Acclaimed artist says gospel song ‘O Happy Day’ led him to seek God

Charlie Mackesy, artist residing in London.

Originally published in The Christian Post

Charles Mackesy, an artist whose work has been collected by the likes of Whoopi Goldberg, Bear Grylls and Sting, says God used art to draw him away from his atheist beliefs.

It began a quarter of a century ago when Mackesy was at a Glasteonbury music festival where he first heard the gospel song “O Happy Day.” He was so overcome by the song that he, then an atheist, wept and wept.

He then concluded “there must be more to this than meets the eye.”

“Jesus quietly introduced me to a journey into finding people really beautiful, which is how my art really began,” said Mackesy during an interview with CBN.

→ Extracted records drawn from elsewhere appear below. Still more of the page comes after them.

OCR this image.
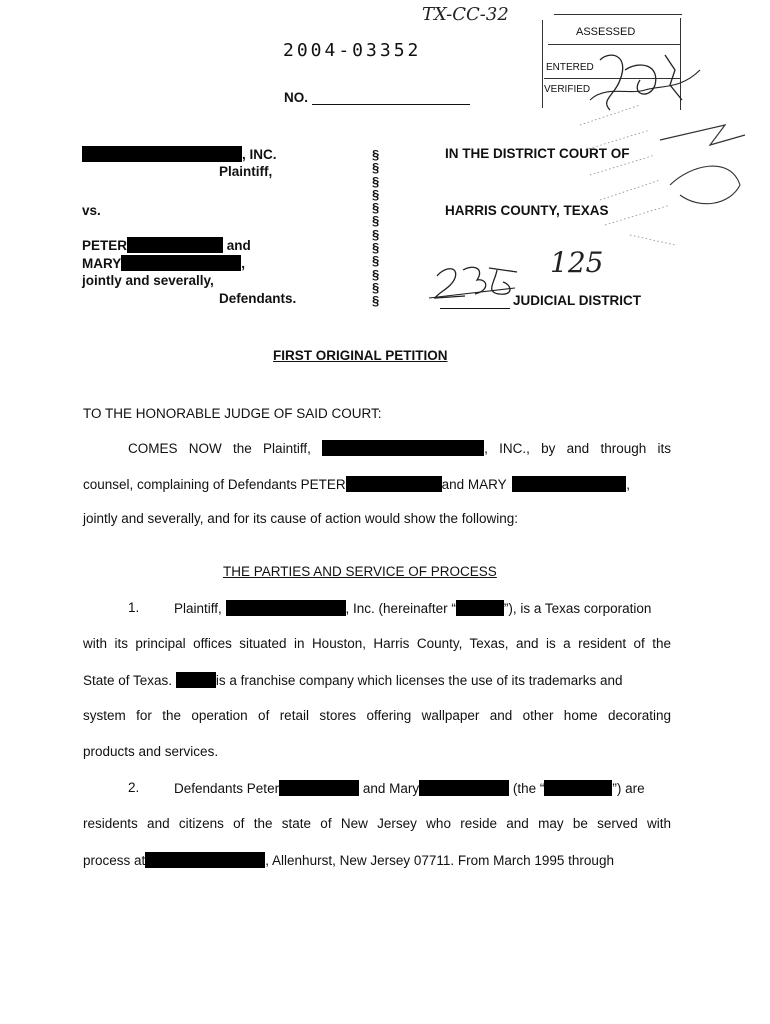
TX-CC-32
2004-03352
NO.
ASSESSED
ENTERED
VERIFIED
, INC.
Plaintiff,
vs.
PETER	and
MARY	,
jointly and severally,
Defendants.
§
§
§
§
§
§
§
§
§
§
§
§
IN THE DISTRICT COURT OF
HARRIS COUNTY, TEXAS
125
JUDICIAL DISTRICT
FIRST ORIGINAL PETITION
TO THE HONORABLE JUDGE OF SAID COURT:
COMES NOW the Plaintiff,	, INC., by and through its
counsel, complaining of Defendants PETER	and MARY	,
jointly and severally, and for its cause of action would show the following:
THE PARTIES AND SERVICE OF PROCESS
1.	Plaintiff,	, Inc. (hereinafter “	”), is a Texas corporation
with its principal offices situated in Houston, Harris County, Texas, and is a resident of the
State of Texas.	is a franchise company which licenses the use of its trademarks and
system for the operation of retail stores offering wallpaper and other home decorating
products and services.
2.	Defendants Peter	and Mary	(the “	”) are
residents and citizens of the state of New Jersey who reside and may be served with
process at	, Allenhurst, New Jersey 07711. From March 1995 through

“Because I felt inside me he was going, ‘Look. How beautiful is that guy sitting on that bench?’ And I would have never noticed him before.”

Artistic endeavours
Born in Northumberland in 1962, Mackesy began his artistic endeavours during the 1980s, with his first showcase being held in 1984 at a pub.

“I didn’t study art but just kept busy — working as a cartoonist for the Spectator magazine, as an illustrator for Oxford University Press, drawing ads for the daily papers and doing poster designs for the likes of Cockspur Rum,” recalled Mackesy.

“I am cautious to explain what I think the work is saying for fear of taking away from you something you have seen and I have not. I could conclude by saying that life is precious and faith is a journey and sometimes art can give a small glimpse of these moments, seen and unseen.”

Mackesy’s work includes paintings, sculptures and drawings, and have been featured in galleries in Edinburgh, New York and London.

Prodigal son
One of his more notable works was a bronze sculpture of the prodigal son returning to his father, inspired by the parable spoken by Jesus as found in the Gospel of Luke, Chapter 15.

Showing the intimate embrace of the two from the torsos up, the passionate opus can be found at Holy Trinity Brompton Church, an influential multisite church in England.

Artwork is not the only thing that Mackesy has contributed to HTB Church, as he also occasionally guest preaches at the congregation.

“Charlie appeals to people outside of the church because he’s not what they expect,” said Nicky Gumbel, head of HTB Church, to CBN.

“You know, when you have the sort of picture of ‘the evangelist,’ you don’t picture Charlie Mackesy, and I think that’s what’s so wonderful about him.”